We asked one of our clients to give us their impressions during a China factory visit during a buying mission recently. Read below to get an idea of how they felt during this trip. This is one of a series of blogs that we will title: Buyer Diary.
Continuing my previous entry on China Factory Visit – Buyer Diary #6 Production Process (Part 1), I’ve mentioned that it’s probably one of my favorite entries throughout the entire buyer’s diary. Well, I hope that you have learnt quite a bit on the production process and let’s go on for Part 2! We’ve introduced the steps from molding to initial cleaning and up next is printing.
There are many different kinds of printing, depending on your product. Some printing technique works for flat surfaces and others on curved ones. Well, the printing machines that we work with are not humongous ones that you may be thinking of right now. This pad printing machine below sits two workers, and prints two different designs onto the toy.
Pad printing works well for curved surfaces, although adjustments would have to be made during the printing process. With the illustration provided below, we have the printing pad, ink pad and the toy holder.
First of all, the toy is being placed onto the toy holder. The printing pad then stamps the ink pad and moves forward to stamp onto the toy. It works just like your regular chop! To aid in the drying of the ink, a hair dryer is taped onto the machine.
With a toy that has 11 different printing designs or patches you may call it, we have to arrange for 11 printing stations and form a printing line!
From the first to the last, the factory workers pass the trays down one by one to ensure that the printing is done smoothly.
Throughout the printing process, notice that each toy has been handled by 11 different people and multiple machines. Under such circumstances, there is a high chance that the toys will end up dirty. Therefore, it is best to arrange for cleaning before assembling as so –
What is the difference of the final cleaning and initial cleaning? As mentioned, the initial cleaning step achieves 2 purposes –
- Clean away all the dirty marks and spots
- Lubricate and brighten the toy
Other than cleaning away the dirty marks and spots, the final cleaning ensures that the toys are in an acceptable condition to be assembled and packaged. What defines acceptable condition? Different people have different opinions; of course the most professional viewpoint is through quality control. To understand more about QC, we have a blog on the different production terms used by the manufacturing and production industry. To put it simply, an acceptable condition is whereby customers are willing to purchase the toy when it’s put on the shelf for sale. The final cleaning is one of the most important steps in the production process.
However, the most critical process is the quality control step, as emphasized time and again.
This photo shows one of the factory workers participating in the quality control step. Basically, it’s to pick the toys one by one and reject defective goods. Quality control ensures that the toys are of acceptable quality and can be sold. However, it’s best to employ a professional quality control inspector before shipping out the toys.
Most toys require complimentary parts, for example – a dart set will require both the board and darts. Assembling is when we pack all the different toy accessories together. Similar to the printing line, the assembling process requires an assembling line.
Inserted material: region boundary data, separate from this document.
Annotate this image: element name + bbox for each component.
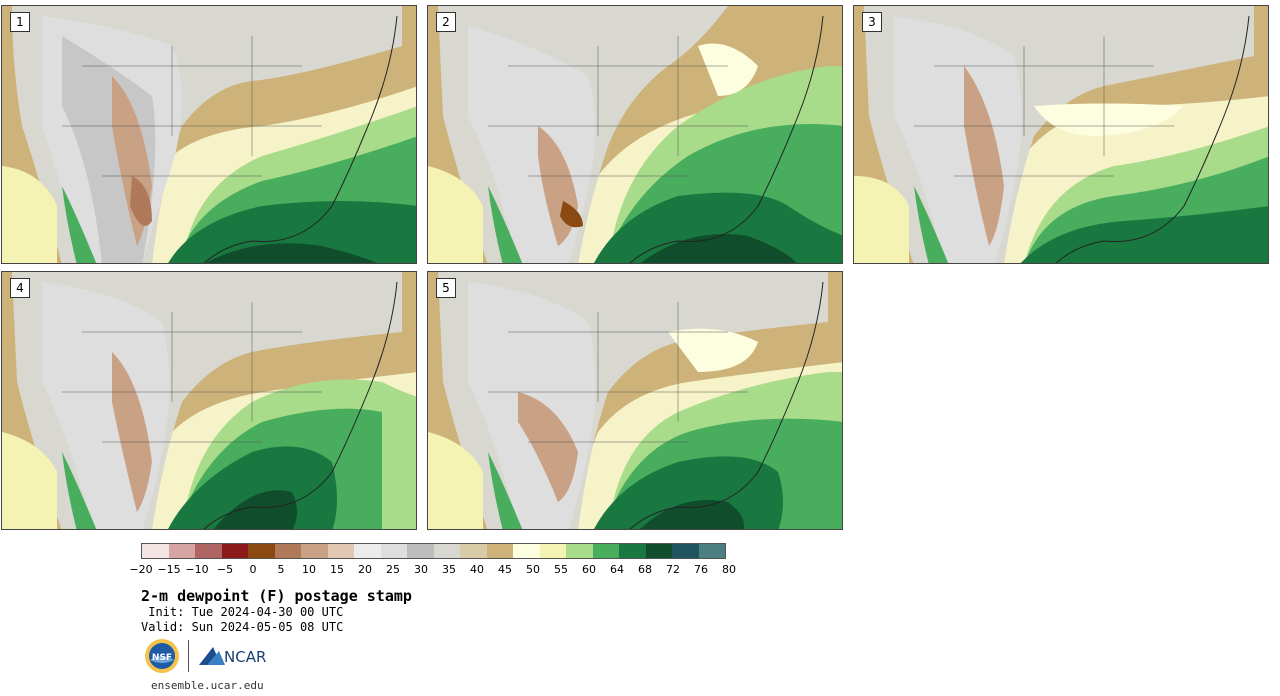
- footer-url: ensemble.ucar.edu: [151, 679, 264, 692]
- dewpoint-map-3: [854, 6, 1268, 263]
- colorbar-swatch: [619, 544, 646, 558]
- colorbar-tick-label: 40: [470, 563, 484, 576]
- colorbar-tick-label: 50: [526, 563, 540, 576]
- colorbar-tick-label: 25: [386, 563, 400, 576]
- colorbar-swatch: [354, 544, 381, 558]
- logos: NSF NCAR: [144, 638, 273, 674]
- colorbar-swatch: [672, 544, 699, 558]
- colorbar-swatch: [248, 544, 275, 558]
- page-title: 2-m dewpoint (F) postage stamp: [141, 587, 412, 605]
- panel-number-label: 4: [10, 278, 30, 298]
- ncar-logo-icon: NCAR: [199, 647, 266, 666]
- colorbar-tick-label: 35: [442, 563, 456, 576]
- panel-number-label: 1: [10, 12, 30, 32]
- colorbar-swatch: [274, 544, 301, 558]
- dewpoint-map-1: [2, 6, 416, 263]
- map-panel-4: 4: [1, 271, 417, 530]
- colorbar-tick-label: 15: [330, 563, 344, 576]
- colorbar-tick-label: 20: [358, 563, 372, 576]
- colorbar-swatch: [645, 544, 672, 558]
- dewpoint-map-2: [428, 6, 842, 263]
- colorbar-tick-label: −10: [185, 563, 209, 576]
- colorbar-tick-label: 10: [302, 563, 316, 576]
- dewpoint-map-4: [2, 272, 416, 529]
- colorbar-tick-label: 0: [249, 563, 257, 576]
- colorbar-swatch: [592, 544, 619, 558]
- colorbar-tick-label: 76: [694, 563, 708, 576]
- colorbar-tick-label: −5: [216, 563, 234, 576]
- map-panel-1: 1: [1, 5, 417, 264]
- colorbar-swatch: [380, 544, 407, 558]
- colorbar-tick-label: 68: [638, 563, 652, 576]
- logo-divider: [188, 640, 189, 672]
- colorbar-swatch: [142, 544, 169, 558]
- dewpoint-map-5: [428, 272, 842, 529]
- map-panel-5: 5: [427, 271, 843, 530]
- colorbar-tick-label: −20: [129, 563, 153, 576]
- colorbar-tick-label: 55: [554, 563, 568, 576]
- colorbar-tick-label: −15: [157, 563, 181, 576]
- ncar-logo-text: NCAR: [224, 648, 266, 666]
- colorbar-tick-label: 60: [582, 563, 596, 576]
- nsf-logo-text: NSF: [152, 653, 172, 663]
- colorbar-swatch: [221, 544, 248, 558]
- colorbar-swatch: [698, 544, 725, 558]
- colorbar-swatch: [327, 544, 354, 558]
- colorbar-swatch: [513, 544, 540, 558]
- colorbar-tick-label: 80: [722, 563, 736, 576]
- colorbar: [141, 543, 726, 559]
- map-panel-3: 3: [853, 5, 1269, 264]
- colorbar-tick-label: 5: [277, 563, 285, 576]
- colorbar-swatch: [433, 544, 460, 558]
- init-time: Init: Tue 2024-04-30 00 UTC: [141, 605, 344, 619]
- colorbar-swatch: [301, 544, 328, 558]
- nsf-logo-icon: NSF: [145, 639, 179, 673]
- valid-time: Valid: Sun 2024-05-05 08 UTC: [141, 620, 344, 634]
- colorbar-ticks: −20 −15 −10 −5 0 5 10 15 20 25 30 35 40 45 50 55 60 64 68 7…: [0, 563, 1280, 579]
- colorbar-tick-label: 30: [414, 563, 428, 576]
- panel-number-label: 2: [436, 12, 456, 32]
- colorbar-swatch: [195, 544, 222, 558]
- colorbar-tick-label: 72: [666, 563, 680, 576]
- colorbar-swatch: [407, 544, 434, 558]
- panel-number-label: 3: [862, 12, 882, 32]
- colorbar-tick-label: 64: [610, 563, 624, 576]
- colorbar-swatch: [486, 544, 513, 558]
- colorbar-swatch: [566, 544, 593, 558]
- colorbar-swatch: [539, 544, 566, 558]
- colorbar-swatch: [168, 544, 195, 558]
- colorbar-tick-label: 45: [498, 563, 512, 576]
- panel-number-label: 5: [436, 278, 456, 298]
- map-panel-2: 2: [427, 5, 843, 264]
- colorbar-swatch: [460, 544, 487, 558]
Do ensure that the factory has sufficient quantity of each accessory to assemble. Some factories may outsource the accessories and therefore, the goods will have to be transported back to the factory to be assembled.
For certain toys that are to be displayed on shelves, there is this additional step. It is to punch a hole on the packaging such that it could be hanged on the shelf. The hole punching machine is operates much like a manual car clutch pedal. When you tap your leg onto the machine pedal, it punches a hole onto the packaging.
The worker operating this machine must be relatively well experienced as speed and accuracy is required!
Finally, it’s the packing step.
An important point for packing is to ensure that the goods will not be damaged during the course of transportation. For most shipping of goods, the products are first packed into an inner carton. After which, the inner cartons are packed together to form an outer carton.
And now the goods are ready to go!
This marks the end of the production process.